We take it for granted now that, when anyone experiences significant bleeding, there’s a safe blood supply readily available to treat them.We didn’t always have that supply, and it wasn’t always available to everyone.
Today’s Moment of Science… Dr. Charles R. Drew, the father of blood banks.
I’m just saying, this is the best Dr. Drew.
In 1904, Charles Richard Drew was born and grew up in the Washington, DC area. As a Black child at the turn of the century, though schools were segregated, he had the fortune of being in one of the best college prep high schools in the country. The teachers received competitive salaries, attracting talented faculty with upper level degrees, many with their doctorates.
But Charlie- as he continued to be called through adulthood- was more interested in sports. A decent student for sure, but not the kid his teachers looked at and thought “that kid I taught in 1919 biology is gonna save more lives than anybody I have ever or will ever know.” He lettered in four sports, being voted both most popular and most athletic his senior year.
He went to Amherst College on an athletic scholarship, and somewhat out of the blue decided to go into medicine at a time when very few schools trained Black doctors. He was accepted to Harvard but, only being allowed deferred entry a year later, opted to attend McGill University in Montreal so he could start courses immediately. He graduated in 1933, second in his class. Not bad for a “decent” student.
While at McGill, Drew worked with visiting British physician John Beattie, an anatomy researcher who’d been investigating blood donation. At the time it was being looked into for treating what was deemed ‘shock therapy.’ The term referred to the concept of going into shock due to blood loss. That and “lack of oxygen to the brain due to not having enough fucking blood so give me some fucking blood” therapy was a touch wordy.

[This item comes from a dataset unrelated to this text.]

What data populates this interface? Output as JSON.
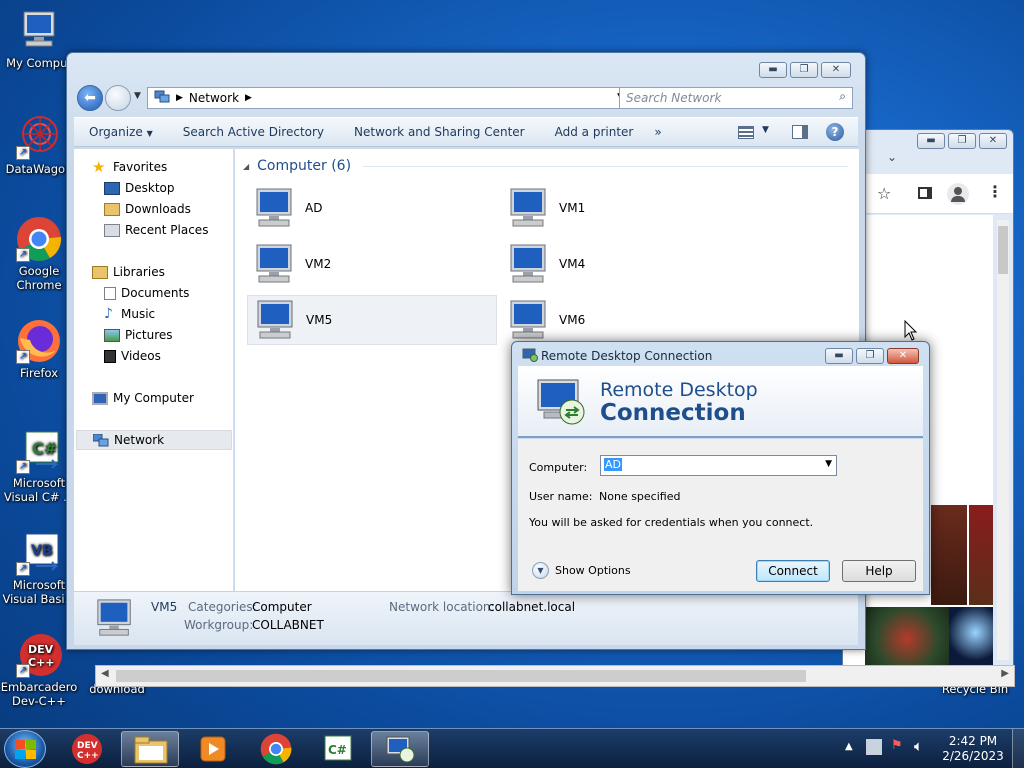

Because just getting an MD wasn’t enough, Drew went to Columbia University in 1938 to work on a doctorate researching blood donation. In 1939, he married Minne Lenore Robbins. Over the next decade they had four children.
It would be the last decade of his life.
In 1940, his doctoral thesis, ‘Banked Blood: A Study in Blood Preservation’ was completed. It was his seminal work on the science of blood donation, changing the field forever. In the early 1900s, Rh factor and blood types had been identified by Austrian physician Karl Landsteiner, along with the understanding that some of these blood types didn’t play well with others. Drew went on to establish that some patients who didn’t need a whole blood donation could be treated with plasma donations. His research led to freeze dried plasma, a readily available blood product with a long shelf life.
He was appointed the medical supervisor of the Blood for Britain project in 1940, amassing donations from about 15,000 people. The plasma was collected to send to the British military before the US entered the war. His work saved the lives of countless soldiers in WWII.
The following year, the American Red Cross tasked Drew with launching the national blood donation program. Bloodmobiles and mobile blood drives? All Dr. Charles Drew, baby. The work he started is carried on to this day.
Unfortunately, Drew’s tenure at the Red Cross was not to be long-lived. They had this problem where they were, uh, racist fucks who thought it was a good idea to tell the Black doctor who figured out how blood donation worked “hey, we’ve gotta segregate the black and white blood, you know how it is, right?”
He did not, and he quit, because fuck those guys.
He taught at Howard University for the rest of his career, setting out with a mission to “train young African American surgeons who would meet the most rigorous standards in any surgical specialty” and “place them in strategic positions throughout the country where they could, in turn, nurture the tradition of excellence.” Legend.
In 1950, the American Red Cross ended their policy of racially segregating blood.
The same year, Dr. Charlie Drew died in a car crash. He believed his legacy would be in the generation of Black doctors he was training at Howard University, perhaps not realizing how profoundly he’d already changed the face of medicine forever.
This has been your daily Moment of Science, remembering that we all bleed red.